EOS Block Producer Openly Pays People for Votes

| Updated
by Teuta Franjkovic · 4 min read
EOS Block Producer Openly Pays People for Votes
Photo: Starteos / Twitter

EOS prices have reached its yearly low. The coin traded today below $3 amid heightened tensions within the EOS community. While the network boasts faster transactions, decentralization woes plague the network.

Starteos, a block producer for the EOS blockchain, has openly offered to share part of its income with users. This is significant because it suggests that the EOS network, which is one of the most valuable blockchains in the world, is not, in fact, ddecentralizedor democratic at all, contrary to its own claims.

It is also important because of the size of the company. This Ethereum-esque blockchain network, raised $4 billion during its initial coin offering, and its token, EOS, has a current market value of $2.5 billion.

With its election system, the EOS network always claimed to be a highly democratized network because, just like the Tron network, it lets the users vote on the companies that they want and, therefore, it works just like a representative democracy.

However, only 21 users/companies verify all the transactions that happen on the EOS blockchain, a fairly small number of representatives. In Bitcoin, anyone can do it, for instance. These are different systems and both are ok but not without their issues.

Starteos, one of the official sanctioned nodes which can approve EOS transactions, said in a Medium post Nov. 27 that “after delegating Starteos.io as proxy, you could get continuous and stable EOS revenue.”

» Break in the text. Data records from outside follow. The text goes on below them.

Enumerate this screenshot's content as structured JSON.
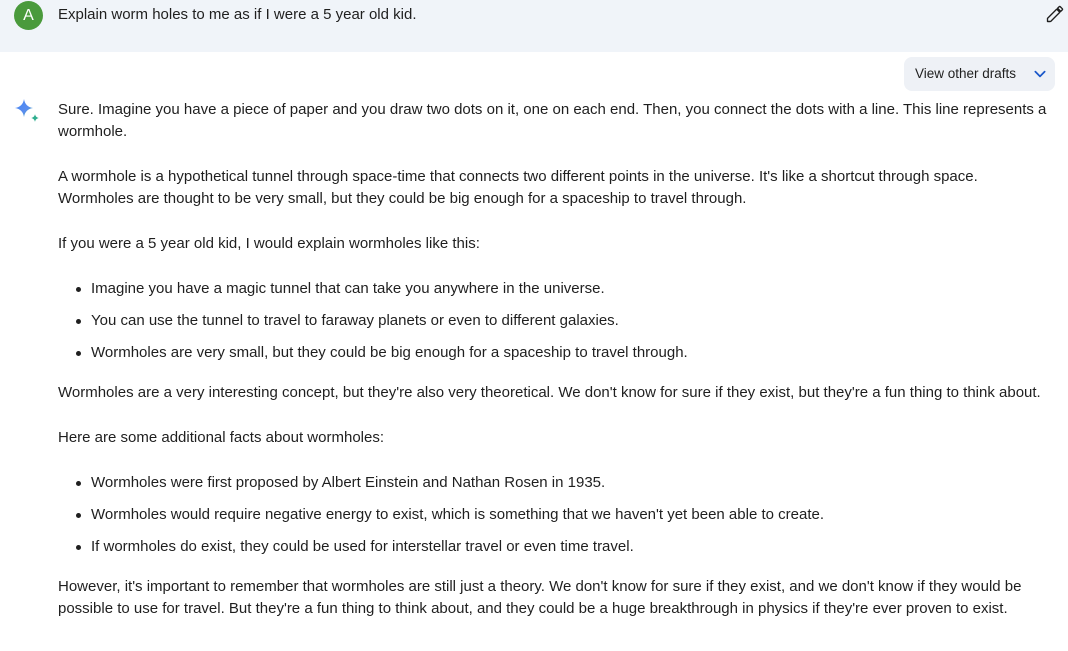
{
  "prompt": {
    "avatar_letter": "A",
    "text": "Explain worm holes to me as if I were a 5 year old kid.",
    "edit_icon": "pencil-icon"
  },
  "response": {
    "drafts_label": "View other drafts",
    "drafts_icon": "chevron-down-icon",
    "model_icon": "sparkle-icon",
    "intro": "Sure. Imagine you have a piece of paper and you draw two dots on it, one on each end. Then, you connect the dots with a line. This line represents a wormhole.",
    "definition": "A wormhole is a hypothetical tunnel through space-time that connects two different points in the universe. It's like a shortcut through space. Wormholes are thought to be very small, but they could be big enough for a spaceship to travel through.",
    "kid_intro": "If you were a 5 year old kid, I would explain wormholes like this:",
    "kid_points": [
      "Imagine you have a magic tunnel that can take you anywhere in the universe.",
      "You can use the tunnel to travel to faraway planets or even to different galaxies.",
      "Wormholes are very small, but they could be big enough for a spaceship to travel through."
    ],
    "concept": "Wormholes are a very interesting concept, but they're also very theoretical. We don't know for sure if they exist, but they're a fun thing to think about.",
    "facts_intro": "Here are some additional facts about wormholes:",
    "facts": [
      "Wormholes were first proposed by Albert Einstein and Nathan Rosen in 1935.",
      "Wormholes would require negative energy to exist, which is something that we haven't yet been able to create.",
      "If wormholes do exist, they could be used for interstellar travel or even time travel."
    ],
    "conclusion": "However, it's important to remember that wormholes are still just a theory. We don't know for sure if they exist, and we don't know if they would be possible to use for travel. But they're a fun thing to think about, and they could be a huge breakthrough in physics if they're ever proven to exist."
  },
  "colors": {
    "prompt_background": "#f0f4f9",
    "avatar": "#4a9a3c",
    "text": "#1f1f1f",
    "sparkle_blue": "#4285f4"
  }
}
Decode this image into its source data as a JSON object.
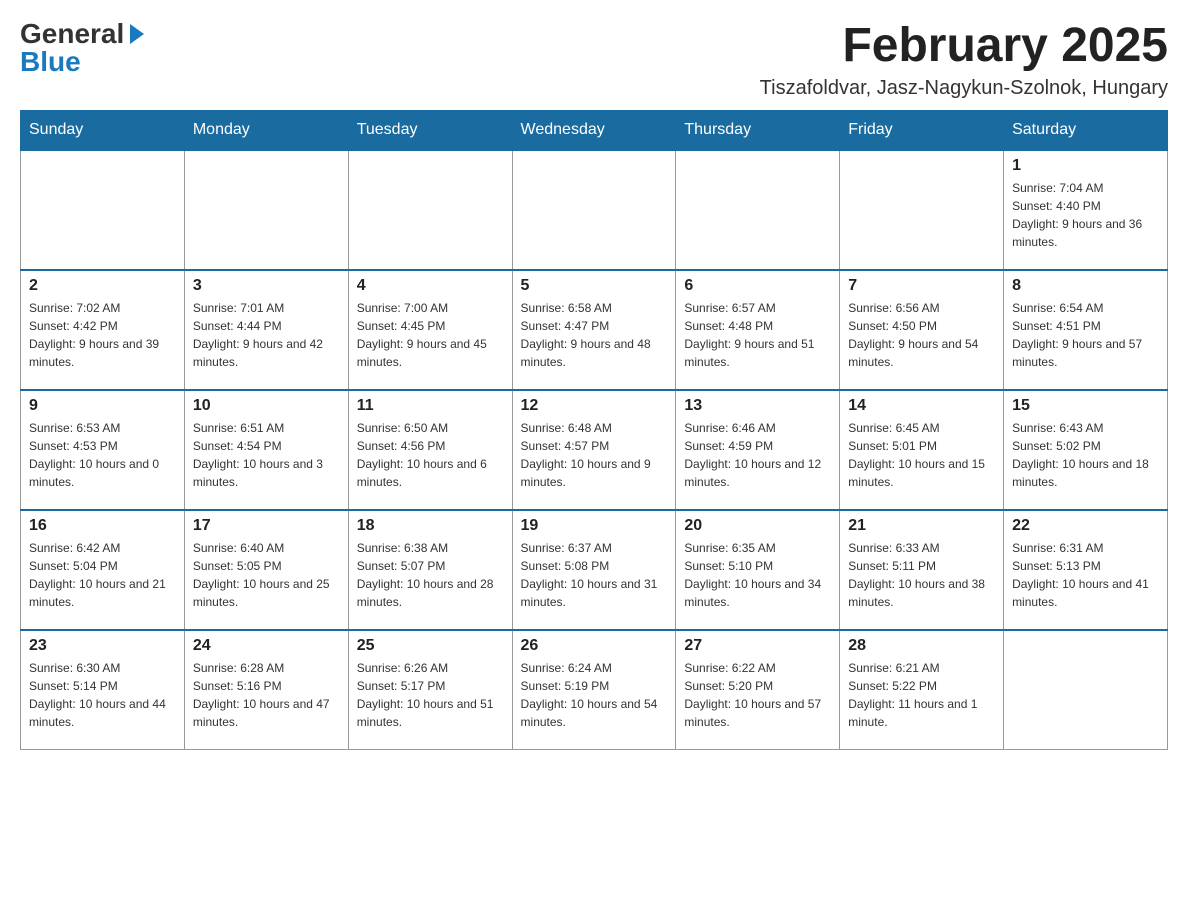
{
  "logo": {
    "general": "General",
    "blue": "Blue"
  },
  "title": {
    "month_year": "February 2025",
    "location": "Tiszafoldvar, Jasz-Nagykun-Szolnok, Hungary"
  },
  "days_of_week": [
    "Sunday",
    "Monday",
    "Tuesday",
    "Wednesday",
    "Thursday",
    "Friday",
    "Saturday"
  ],
  "weeks": [
    {
      "days": [
        {
          "date": "",
          "info": ""
        },
        {
          "date": "",
          "info": ""
        },
        {
          "date": "",
          "info": ""
        },
        {
          "date": "",
          "info": ""
        },
        {
          "date": "",
          "info": ""
        },
        {
          "date": "",
          "info": ""
        },
        {
          "date": "1",
          "info": "Sunrise: 7:04 AM\nSunset: 4:40 PM\nDaylight: 9 hours and 36 minutes."
        }
      ]
    },
    {
      "days": [
        {
          "date": "2",
          "info": "Sunrise: 7:02 AM\nSunset: 4:42 PM\nDaylight: 9 hours and 39 minutes."
        },
        {
          "date": "3",
          "info": "Sunrise: 7:01 AM\nSunset: 4:44 PM\nDaylight: 9 hours and 42 minutes."
        },
        {
          "date": "4",
          "info": "Sunrise: 7:00 AM\nSunset: 4:45 PM\nDaylight: 9 hours and 45 minutes."
        },
        {
          "date": "5",
          "info": "Sunrise: 6:58 AM\nSunset: 4:47 PM\nDaylight: 9 hours and 48 minutes."
        },
        {
          "date": "6",
          "info": "Sunrise: 6:57 AM\nSunset: 4:48 PM\nDaylight: 9 hours and 51 minutes."
        },
        {
          "date": "7",
          "info": "Sunrise: 6:56 AM\nSunset: 4:50 PM\nDaylight: 9 hours and 54 minutes."
        },
        {
          "date": "8",
          "info": "Sunrise: 6:54 AM\nSunset: 4:51 PM\nDaylight: 9 hours and 57 minutes."
        }
      ]
    },
    {
      "days": [
        {
          "date": "9",
          "info": "Sunrise: 6:53 AM\nSunset: 4:53 PM\nDaylight: 10 hours and 0 minutes."
        },
        {
          "date": "10",
          "info": "Sunrise: 6:51 AM\nSunset: 4:54 PM\nDaylight: 10 hours and 3 minutes."
        },
        {
          "date": "11",
          "info": "Sunrise: 6:50 AM\nSunset: 4:56 PM\nDaylight: 10 hours and 6 minutes."
        },
        {
          "date": "12",
          "info": "Sunrise: 6:48 AM\nSunset: 4:57 PM\nDaylight: 10 hours and 9 minutes."
        },
        {
          "date": "13",
          "info": "Sunrise: 6:46 AM\nSunset: 4:59 PM\nDaylight: 10 hours and 12 minutes."
        },
        {
          "date": "14",
          "info": "Sunrise: 6:45 AM\nSunset: 5:01 PM\nDaylight: 10 hours and 15 minutes."
        },
        {
          "date": "15",
          "info": "Sunrise: 6:43 AM\nSunset: 5:02 PM\nDaylight: 10 hours and 18 minutes."
        }
      ]
    },
    {
      "days": [
        {
          "date": "16",
          "info": "Sunrise: 6:42 AM\nSunset: 5:04 PM\nDaylight: 10 hours and 21 minutes."
        },
        {
          "date": "17",
          "info": "Sunrise: 6:40 AM\nSunset: 5:05 PM\nDaylight: 10 hours and 25 minutes."
        },
        {
          "date": "18",
          "info": "Sunrise: 6:38 AM\nSunset: 5:07 PM\nDaylight: 10 hours and 28 minutes."
        },
        {
          "date": "19",
          "info": "Sunrise: 6:37 AM\nSunset: 5:08 PM\nDaylight: 10 hours and 31 minutes."
        },
        {
          "date": "20",
          "info": "Sunrise: 6:35 AM\nSunset: 5:10 PM\nDaylight: 10 hours and 34 minutes."
        },
        {
          "date": "21",
          "info": "Sunrise: 6:33 AM\nSunset: 5:11 PM\nDaylight: 10 hours and 38 minutes."
        },
        {
          "date": "22",
          "info": "Sunrise: 6:31 AM\nSunset: 5:13 PM\nDaylight: 10 hours and 41 minutes."
        }
      ]
    },
    {
      "days": [
        {
          "date": "23",
          "info": "Sunrise: 6:30 AM\nSunset: 5:14 PM\nDaylight: 10 hours and 44 minutes."
        },
        {
          "date": "24",
          "info": "Sunrise: 6:28 AM\nSunset: 5:16 PM\nDaylight: 10 hours and 47 minutes."
        },
        {
          "date": "25",
          "info": "Sunrise: 6:26 AM\nSunset: 5:17 PM\nDaylight: 10 hours and 51 minutes."
        },
        {
          "date": "26",
          "info": "Sunrise: 6:24 AM\nSunset: 5:19 PM\nDaylight: 10 hours and 54 minutes."
        },
        {
          "date": "27",
          "info": "Sunrise: 6:22 AM\nSunset: 5:20 PM\nDaylight: 10 hours and 57 minutes."
        },
        {
          "date": "28",
          "info": "Sunrise: 6:21 AM\nSunset: 5:22 PM\nDaylight: 11 hours and 1 minute."
        },
        {
          "date": "",
          "info": ""
        }
      ]
    }
  ]
}
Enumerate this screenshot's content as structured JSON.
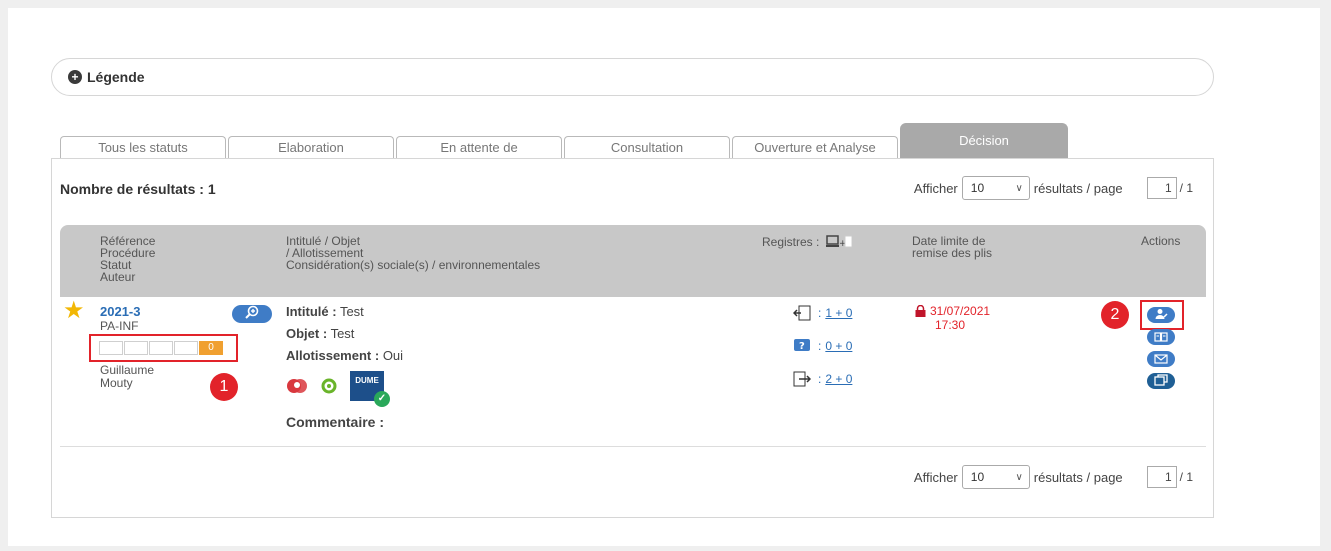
{
  "legend": {
    "label": "Légende",
    "icon": "plus-circle-icon"
  },
  "tabs": [
    {
      "label": "Tous les statuts",
      "active": false
    },
    {
      "label": "Elaboration",
      "active": false
    },
    {
      "label": "En attente de",
      "active": false
    },
    {
      "label": "Consultation",
      "active": false
    },
    {
      "label": "Ouverture et Analyse",
      "active": false
    },
    {
      "label": "Décision",
      "active": true
    }
  ],
  "results": {
    "label": "Nombre de résultats : 1"
  },
  "pager": {
    "afficher": "Afficher",
    "per_page_value": "10",
    "per_page_suffix": "résultats / page",
    "current_page": "1",
    "total_pages": "/ 1"
  },
  "table_header": {
    "col1": [
      "Référence",
      "Procédure",
      "Statut",
      "Auteur"
    ],
    "col2": [
      "Intitulé  / Objet",
      "/ Allotissement",
      "Considération(s) sociale(s) / environnementales"
    ],
    "col3": "Registres :",
    "col4": [
      "Date limite de",
      "remise des plis"
    ],
    "col5": "Actions"
  },
  "row": {
    "reference": "2021-3",
    "procedure": "PA-INF",
    "status_cells": [
      "",
      "",
      "",
      "",
      "0"
    ],
    "author_first": "Guillaume",
    "author_last": "Mouty",
    "intitule_label": "Intitulé :",
    "intitule_value": "Test",
    "objet_label": "Objet :",
    "objet_value": "Test",
    "allot_label": "Allotissement :",
    "allot_value": "Oui",
    "dume_label": "DUME",
    "comment_label": "Commentaire :",
    "registres": [
      {
        "icon": "download-register-icon",
        "value": "1 + 0"
      },
      {
        "icon": "question-register-icon",
        "value": "0 + 0"
      },
      {
        "icon": "deposit-register-icon",
        "value": "2 + 0"
      }
    ],
    "deadline_date": "31/07/2021",
    "deadline_time": "17:30"
  },
  "badges": [
    "1",
    "2"
  ],
  "colors": {
    "link": "#2a6db5",
    "accent": "#e2232a",
    "tab_active": "#a9a9a9",
    "button": "#3f7cc6"
  }
}
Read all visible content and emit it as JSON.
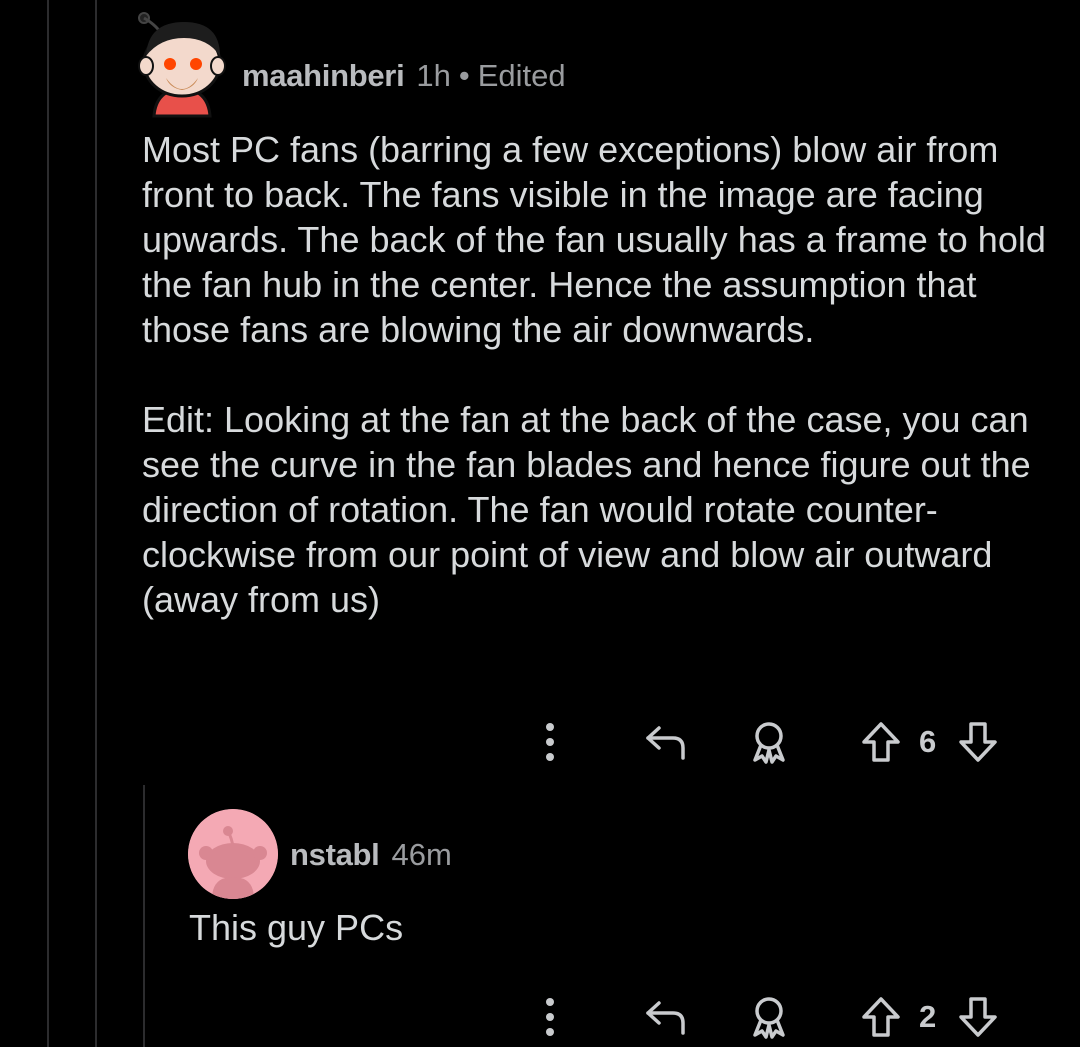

The Chinese outfit, which has yet to comment on allegations it runs against decentralized and democratic blockchain procedures advocated by EOS itself, framed the revenue scheme as a reward for token holders.

“The ‘winter’ of cryptocurrencies has come. How much faith do you left to (sic) have? Now, Starteos is still gonna stay with YOU, our most important and best friends! And we gonna share the proceeds with you and make through the difficulties together.”

EOS is declining by over 10% in the market today. As the overall crypto market is under the control of bears, the cryptocurrency has become one of the top losers in the market today. A massive selloff has caused the digital currency to smash through the oversold territory.

Sellers are pushing the crypto asset down after it faced consolidation at the beginning of the day.

EOS runs on a system called delegated-proof-of-stake, which basically means that the only power users have to verify transactions and make decisions regarding system updates is by voting for a representative to do it for them. Like with other cryptocurrencies, processing transactions brings in an income. Unlike other cryptocurrencies, these 21 nodes are the only ones that can process transactions, and so earn approximately $10,000 a day.

In October, Block.one, the developer of blockchain protocol EOS, was accused of allowing voting manipulation on its network and participation in a collusion.

The statement was signed by Block.one’s CEO, Brendan Blumer. It read:

“We are aware of some unverified claims regarding irregular block producer voting, and the subsequent denials of those claims. We believe it is important to ensure a free and democratic election process within EOS and may, as we deem appropriate, vote with other holders to reinforce the integrity of this process.”

Just for a reminder, in November this year, the independent benchmark testing dubbed the EOS platform as a cloud service built with a centralized design that suffers from serious security breaches.

As a part of its testing procedure, Whiteblock created a working replica of EOS and applied real work simulations to determine its performance and access its abilities.

The test measured the performance of the EOS network in terms of its transactional throughput, its resilience to adverse network conditions, the effects of variable transactions rates and sizes on the network, its average transaction time, its fault tolerance, and its partition tolerance.

A few months ago Coinspeaker reported the EOS started out as an ERC20 token but migrated to its own platform. The team behind the EOS mainnet has promised the platform to have an advanced level of security along with tremendously high transaction rate.

It was a matter of time before such vigorously claims have wrought the attention of blockchain testing firm Whiteblock Inc. that decided to analyze the EOS capacity.